Los diminutos destellos de luz bajo la carne suculenta se intensificaron notablemente y comenzaron a desplazarse más rápidamente por su sistema.

Siobhan nunca fue la mejor en horticultura, con más destreza en recolectar componentes de plantas que en mantenerlas vivas. Nunca tuvo sentido crear un jardín de componentes, ya que debía mudarse cada pocos meses, pero encontraba cierto placer en mantener con vida esas dos plantas.

Liza entró en la habitación con dos tazas de té, luciendo un poco más alerta. Bebió su té de un sorbo, sin preocuparse por el calor, pero cuando Siobhan extendió su mano para tomar la otra, Liza retrocedió y comenzó a beber de esa también. “Las chicas groseras que me obligan a cuidar a media docena de ratones y aparecen sin avisar para complicarme las cosas no merecen té.”

“No estoy cansada, en realidad,” murmuró Siobhan, sin sentirse perturbada. Había tomado el estimulante llamado beamshell aquella mañana, y por una vez había dormido lo suficiente, por lo que no estaba física ni mentalmente agotada.

La sonrisa altiva de Liza desapareció, reemplazada por otra ceja fruncida de frustración. “¿Intentas irritarme?”

Siobhan hizo una pausa para reflexionar. “¿No?”

“Ya no me pagas lo suficiente para soportar esto. Tal vez debería incrementar mi tarifa,” dijo Liza con cierta satisfacción.

Siobhan abrió la boca para recordarle a Liza que en realidad ella era quien recibía el pago, pero la expresión de ceño fruncido de la otra mujer fue suficiente advertencia. Cerró la boca en silencio.
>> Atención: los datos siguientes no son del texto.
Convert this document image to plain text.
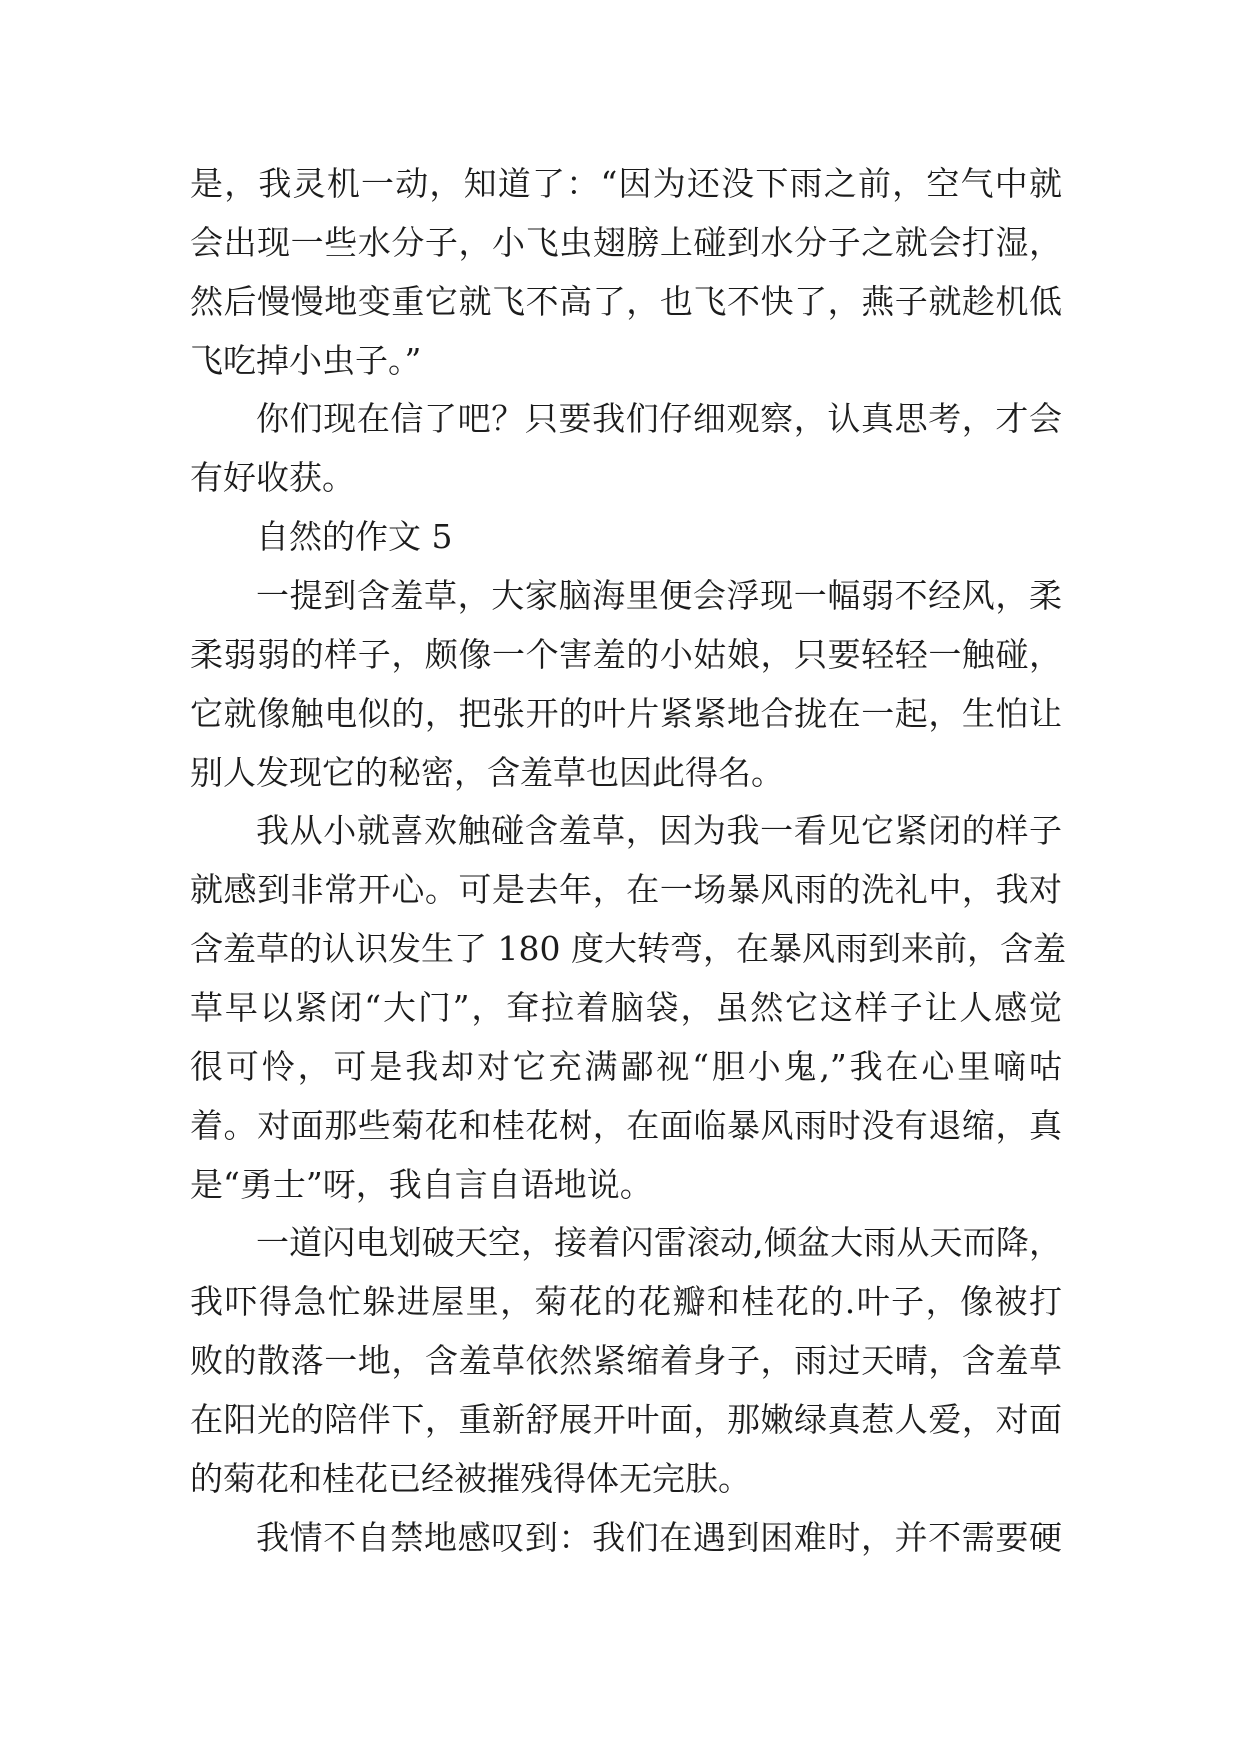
是，我灵机一动，知道了：“因为还没下雨之前，空气中就
会出现一些水分子，小飞虫翅膀上碰到水分子之就会打湿，
然后慢慢地变重它就飞不高了，也飞不快了，燕子就趁机低
飞吃掉小虫子。”
你们现在信了吧？只要我们仔细观察，认真思考，才会
有好收获。
自然的作文 5
一提到含羞草，大家脑海里便会浮现一幅弱不经风，柔
柔弱弱的样子，颇像一个害羞的小姑娘，只要轻轻一触碰，
它就像触电似的，把张开的叶片紧紧地合拢在一起，生怕让
别人发现它的秘密，含羞草也因此得名。
我从小就喜欢触碰含羞草，因为我一看见它紧闭的样子
就感到非常开心。可是去年，在一场暴风雨的洗礼中，我对
含羞草的认识发生了 180 度大转弯，在暴风雨到来前，含羞
草早以紧闭“大门”，耷拉着脑袋，虽然它这样子让人感觉
很可怜，可是我却对它充满鄙视“胆小鬼,”我在心里嘀咕
着。对面那些菊花和桂花树，在面临暴风雨时没有退缩，真
是“勇士”呀，我自言自语地说。
一道闪电划破天空，接着闪雷滚动,倾盆大雨从天而降，
我吓得急忙躲进屋里，菊花的花瓣和桂花的.叶子，像被打
败的散落一地，含羞草依然紧缩着身子，雨过天晴，含羞草
在阳光的陪伴下，重新舒展开叶面，那嫩绿真惹人爱，对面
的菊花和桂花已经被摧残得体无完肤。
我情不自禁地感叹到：我们在遇到困难时，并不需要硬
Liza dejó escapar un satisface “hmph”, luego tomó un sorbo de su segunda taza de té y señaló una pila de grandes hojas de papel sobre una de las mesas. “Como me quedó algo de tiempo de más mientras esperaba los últimos suministros, investigué un poco y realicé algunas modificaciones en la teoría del hechizo que creo mejorarán la eficiencia cuando los sujetos estén separados a mayor distancia. Parece que referiste el hechizo de mensajero Lino-Wharton, pero el proceso que sustenta su funcionamiento no está del todo alineado con lo que pretendes para este nuevo hechizo.”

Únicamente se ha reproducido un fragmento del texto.